Historical population
| Census | Pop. | Note | %± |
| 1880 | 40 |  | — |
| 1890 | 74 |  | 85.0% |
| 1920 | 30 |  | — |
| 1930 | 51 |  | 70.0% |
| 1960 | 74 |  | — |
| 1970 | 66 |  | −10.8% |
| 1980 | 92 |  | 39.4% |
| 1990 | 119 |  | 29.3% |
| 2000 | 119 |  | 0.0% |
| 2010 | 102 |  | −14.3% |
| 2020 | 100 |  | −2.0% |
U.S. Decennial Census

===2020 census===

As of the 2020 census, Port Heiden had a population of 100. The median age was 30.0 years. 28.0% of residents were under the age of 18 and 5.0% of residents were 65 years of age or older. For every 100 females there were 108.3 males, and for every 100 females age 18 and over there were 100.0 males age 18 and over.

0.0% of residents lived in urban areas, while 100.0% lived in rural areas.

There were 40 households in Port Heiden, of which 42.5% had children under the age of 18 living in them. Of all households, 40.0% were married-couple households, 25.0% were households with a male householder and no spouse or partner present, and 22.5% were households with a female householder and no spouse or partner present. About 12.5% of all households were made up of individuals and 5.0% had someone living alone who was 65 years of age or older.

There were 56 housing units, of which 28.6% were vacant. The homeowner vacancy rate was 21.2% and the rental vacancy rate was 6.3%.

Racial composition as of the 2020 census
| Race | Number | Percent |
|---|---|---|
| White | 14 | 14.0% |
| Black or African American | 0 | 0.0% |
| American Indian and Alaska Native | 79 | 79.0% |
| Asian | 0 | 0.0% |
| Native Hawaiian and Other Pacific Islander | 0 | 0.0% |
| Some other race | 0 | 0.0% |
| Two or more races | 7 | 7.0% |
| Hispanic or Latino (of any race) | 1 | 1.0% |

===2000 census===

As of the census of 2000, there were 119 people, 41 households, and 23 families residing in the city. The population density was 2.3 PD/sqmi. There were 56 housing units at an average density of 1.1 /mi2. The racial makeup of the city was 19.33% White, 65.55% Native American, 2.52% from other races, and 12.61% from two or more races. 2.52% of the population were Hispanic or Latino of any race.

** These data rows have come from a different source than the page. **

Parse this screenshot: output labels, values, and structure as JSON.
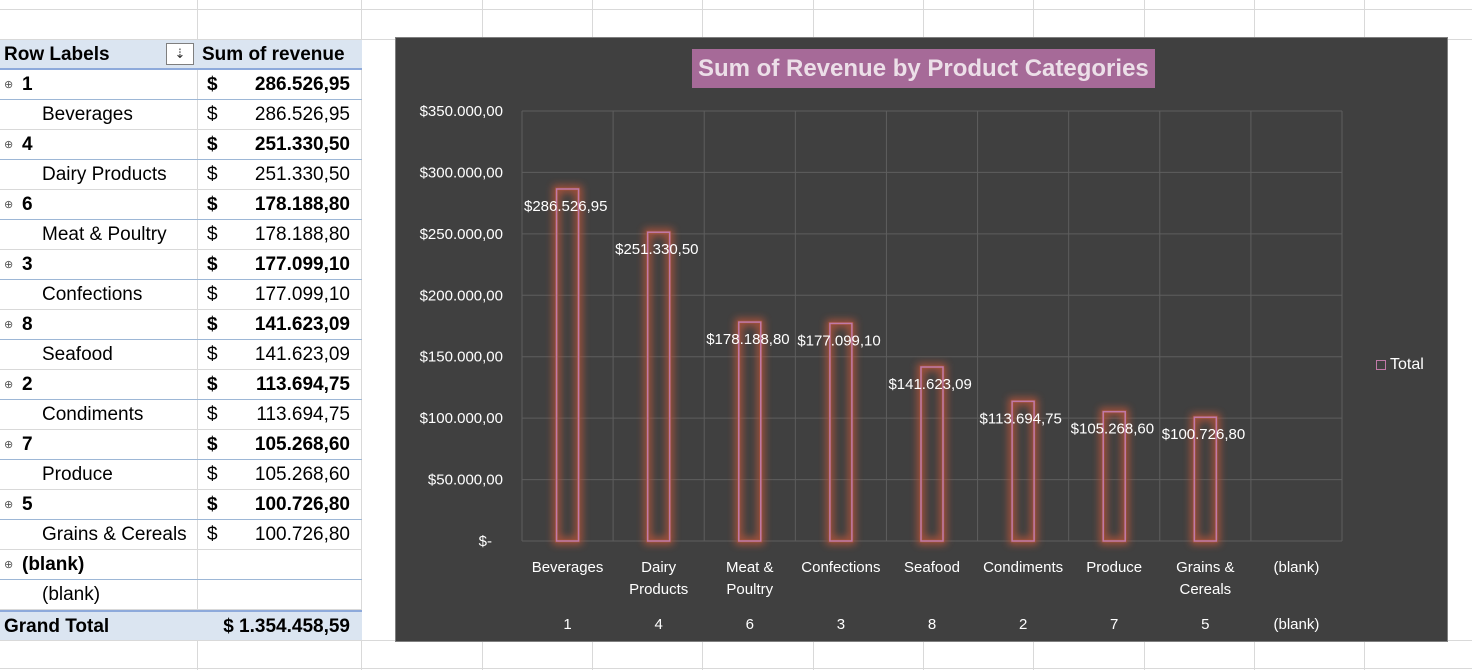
{
  "pivot": {
    "header": {
      "row_labels": "Row Labels",
      "sort_icon": "⇣",
      "value_header": "Sum of revenue"
    },
    "rows": [
      {
        "kind": "group",
        "label": "1",
        "dollar": "$",
        "amount": "286.526,95"
      },
      {
        "kind": "child",
        "label": "Beverages",
        "dollar": "$",
        "amount": "286.526,95"
      },
      {
        "kind": "group",
        "label": "4",
        "dollar": "$",
        "amount": "251.330,50"
      },
      {
        "kind": "child",
        "label": "Dairy Products",
        "dollar": "$",
        "amount": "251.330,50"
      },
      {
        "kind": "group",
        "label": "6",
        "dollar": "$",
        "amount": "178.188,80"
      },
      {
        "kind": "child",
        "label": "Meat & Poultry",
        "dollar": "$",
        "amount": "178.188,80"
      },
      {
        "kind": "group",
        "label": "3",
        "dollar": "$",
        "amount": "177.099,10"
      },
      {
        "kind": "child",
        "label": "Confections",
        "dollar": "$",
        "amount": "177.099,10"
      },
      {
        "kind": "group",
        "label": "8",
        "dollar": "$",
        "amount": "141.623,09"
      },
      {
        "kind": "child",
        "label": "Seafood",
        "dollar": "$",
        "amount": "141.623,09"
      },
      {
        "kind": "group",
        "label": "2",
        "dollar": "$",
        "amount": "113.694,75"
      },
      {
        "kind": "child",
        "label": "Condiments",
        "dollar": "$",
        "amount": "113.694,75"
      },
      {
        "kind": "group",
        "label": "7",
        "dollar": "$",
        "amount": "105.268,60"
      },
      {
        "kind": "child",
        "label": "Produce",
        "dollar": "$",
        "amount": "105.268,60"
      },
      {
        "kind": "group",
        "label": "5",
        "dollar": "$",
        "amount": "100.726,80"
      },
      {
        "kind": "child",
        "label": "Grains & Cereals",
        "dollar": "$",
        "amount": "100.726,80"
      },
      {
        "kind": "group",
        "label": "(blank)",
        "dollar": "",
        "amount": ""
      },
      {
        "kind": "child",
        "label": "(blank)",
        "dollar": "",
        "amount": ""
      }
    ],
    "grand_total": {
      "label": "Grand Total",
      "amount": "$ 1.354.458,59"
    },
    "expander_glyph": "⊕"
  },
  "chart_data": {
    "type": "bar",
    "title": "Sum of Revenue by Product Categories",
    "categories": [
      {
        "name": [
          "Beverages"
        ],
        "group": "1"
      },
      {
        "name": [
          "Dairy",
          "Products"
        ],
        "group": "4"
      },
      {
        "name": [
          "Meat &",
          "Poultry"
        ],
        "group": "6"
      },
      {
        "name": [
          "Confections"
        ],
        "group": "3"
      },
      {
        "name": [
          "Seafood"
        ],
        "group": "8"
      },
      {
        "name": [
          "Condiments"
        ],
        "group": "2"
      },
      {
        "name": [
          "Produce"
        ],
        "group": "7"
      },
      {
        "name": [
          "Grains &",
          "Cereals"
        ],
        "group": "5"
      },
      {
        "name": [
          "(blank)"
        ],
        "group": "(blank)"
      }
    ],
    "series": [
      {
        "name": "Total",
        "values": [
          286526.95,
          251330.5,
          178188.8,
          177099.1,
          141623.09,
          113694.75,
          105268.6,
          100726.8,
          null
        ],
        "data_labels": [
          "$286.526,95",
          "$251.330,50",
          "$178.188,80",
          "$177.099,10",
          "$141.623,09",
          "$113.694,75",
          "$105.268,60",
          "$100.726,80",
          ""
        ]
      }
    ],
    "ylim": [
      0,
      350000
    ],
    "y_ticks": [
      {
        "value": 0,
        "label": "$-"
      },
      {
        "value": 50000,
        "label": "$50.000,00"
      },
      {
        "value": 100000,
        "label": "$100.000,00"
      },
      {
        "value": 150000,
        "label": "$150.000,00"
      },
      {
        "value": 200000,
        "label": "$200.000,00"
      },
      {
        "value": 250000,
        "label": "$250.000,00"
      },
      {
        "value": 300000,
        "label": "$300.000,00"
      },
      {
        "value": 350000,
        "label": "$350.000,00"
      }
    ],
    "grid": true,
    "legend": {
      "position": "right",
      "label": "Total"
    },
    "colors": {
      "background": "#404040",
      "grid": "#5e5e5e",
      "bar_outline": "#c07aa8",
      "bar_glow": "#b5553a",
      "text": "#ffffff"
    }
  }
}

There were 41 households, out of which 39.0% had children under the age of 18 living with them, 46.3% were married couples living together, 2.4% had a female householder with no husband present, and 41.5% were non-families. 39.0% of all households were made up of individuals, and 7.3% had someone living alone who was 65 years of age or older. The average household size was 2.90 and the average family size was 3.79.

In the city, the age distribution of the population shows 39.5% under the age of 18, 5.0% from 18 to 24, 26.9% from 25 to 44, 22.7% from 45 to 64, and 5.9% who were 65 years of age or older. The median age was 33 years. For every 100 females, there were 105.2 males. For every 100 females age 18 and over, there were 125.0 males.

The median income for a household in the city was $31,875, and the median income for a family was $70,000. Males had a median income of $53,750 versus $21,667 for females. The per capita income for the city was $20,532. There were no families and 5.6% of the population living below the poverty line, including no under eighteens and 25.0% of those over 64.